Un ejemplo lo encontramos en los sorprendentes datos aportados por el último estudio sociológico del CEO: las opciones políticas de los jóvenes en Cataluña se escoran cada vez más hacia posturas conservadoras o muy conservadoras, alejadas de la ideología de género, del independentismo antiespañol, de la memoria democrática o de las leyes favorables a la inmigración indiscriminada. Se dirá, y con razón, que este rechazo tiene mucho de emocional –se pronuncian en contra de lo que les imponen– y que se han vivido procesos similares en muchos otros lugares: en el Quebec, por ejemplo, si nos atenemos a contextos altamente nacionalizados; y también en los Estados Unidos o en Francia. Sin duda, los populismos se alimentan del rechazo del Estado Pedagogo, pero no sólo ya los populismos. La política contemporánea viene definida por la activación de mecanismos emocionales en el votante, que se mueven en una dirección o en otra. A menudo en un sentido opuesto al que desearía el poder.
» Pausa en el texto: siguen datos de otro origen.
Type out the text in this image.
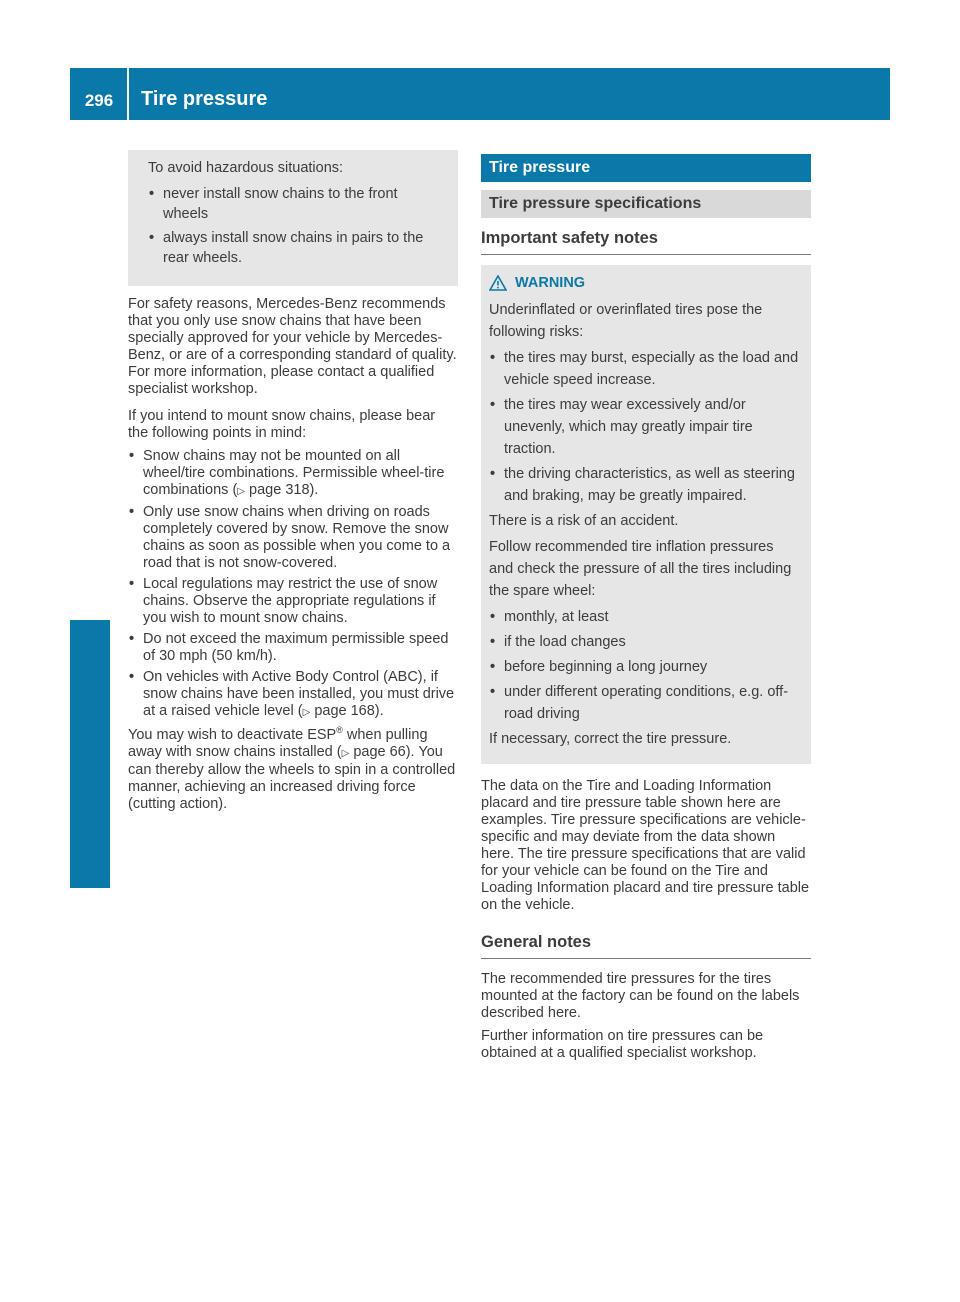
296	Tire pressure
Wheels and tires

To avoid hazardous situations:

• never install snow chains to the front wheels
• always install snow chains in pairs to the rear wheels.

For safety reasons, Mercedes-Benz recommends that you only use snow chains that have been specially approved for your vehicle by Mercedes-Benz, or are of a corresponding standard of quality. For more information, please contact a qualified specialist workshop.

If you intend to mount snow chains, please bear the following points in mind:

• Snow chains may not be mounted on all wheel/tire combinations. Permissible wheel-tire combinations (▷ page 318).
• Only use snow chains when driving on roads completely covered by snow. Remove the snow chains as soon as possible when you come to a road that is not snow-covered.
• Local regulations may restrict the use of snow chains. Observe the appropriate regulations if you wish to mount snow chains.
• Do not exceed the maximum permissible speed of 30 mph (50 km/h).
• On vehicles with Active Body Control (ABC), if snow chains have been installed, you must drive at a raised vehicle level (▷ page 168).

You may wish to deactivate ESP® when pulling away with snow chains installed (▷ page 66). You can thereby allow the wheels to spin in a controlled manner, achieving an increased driving force (cutting action).

Tire pressure
Tire pressure specifications
Important safety notes
WARNING

Underinflated or overinflated tires pose the following risks:

• the tires may burst, especially as the load and vehicle speed increase.
• the tires may wear excessively and/or unevenly, which may greatly impair tire traction.
• the driving characteristics, as well as steering and braking, may be greatly impaired.

There is a risk of an accident.

Follow recommended tire inflation pressures and check the pressure of all the tires including the spare wheel:

• monthly, at least
• if the load changes
• before beginning a long journey
• under different operating conditions, e.g. off-road driving

If necessary, correct the tire pressure.

The data on the Tire and Loading Information placard and tire pressure table shown here are examples. Tire pressure specifications are vehicle-specific and may deviate from the data shown here. The tire pressure specifications that are valid for your vehicle can be found on the Tire and Loading Information placard and tire pressure table on the vehicle.

General notes

The recommended tire pressures for the tires mounted at the factory can be found on the labels described here.

Further information on tire pressures can be obtained at a qualified specialist workshop.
La pregunta inmediata que surge es la siguiente: ¿qué legitimidad moral hay que reconocerle al Estado para que se arrogue la condición de pedagogo? ¿Cuál debería ser su cometido: la gestión de sus competencias o el dictado de lo que debe creer la ciudadanía? ¿Es su misión depurar la memoria histórica y solventar los conflictos ideológicos o, por el contrario, hay que reconocerle a la libertad su primado sobre las conciencias? ¿Qué ocurre cuando las creencias del Estado chocan con colectivos minoritarios, ya sean de índole religiosa (el Islam o las diversas confesiones cristianas), nacional o de género? ¿Qué sucede cuando las memorias –las tradiciones familiares o historiográficas; jurídicas incluso– colisionan y se enfrentan? ¿Qué pasa cuando los ciudadanos empiezan a vivir y a pensar en universos paralelos, sin apenas puntos de contacto que hagan posible el diálogo entre ellos? Son preguntas para las que no tengo respuesta, pero que la democracia deberá atender y, a ser posible, responder. Porque lo que se halla en juego es precisamente la democracia, acosada por la tentación del control tecnológico, por los populismos y por el estallido sentimental.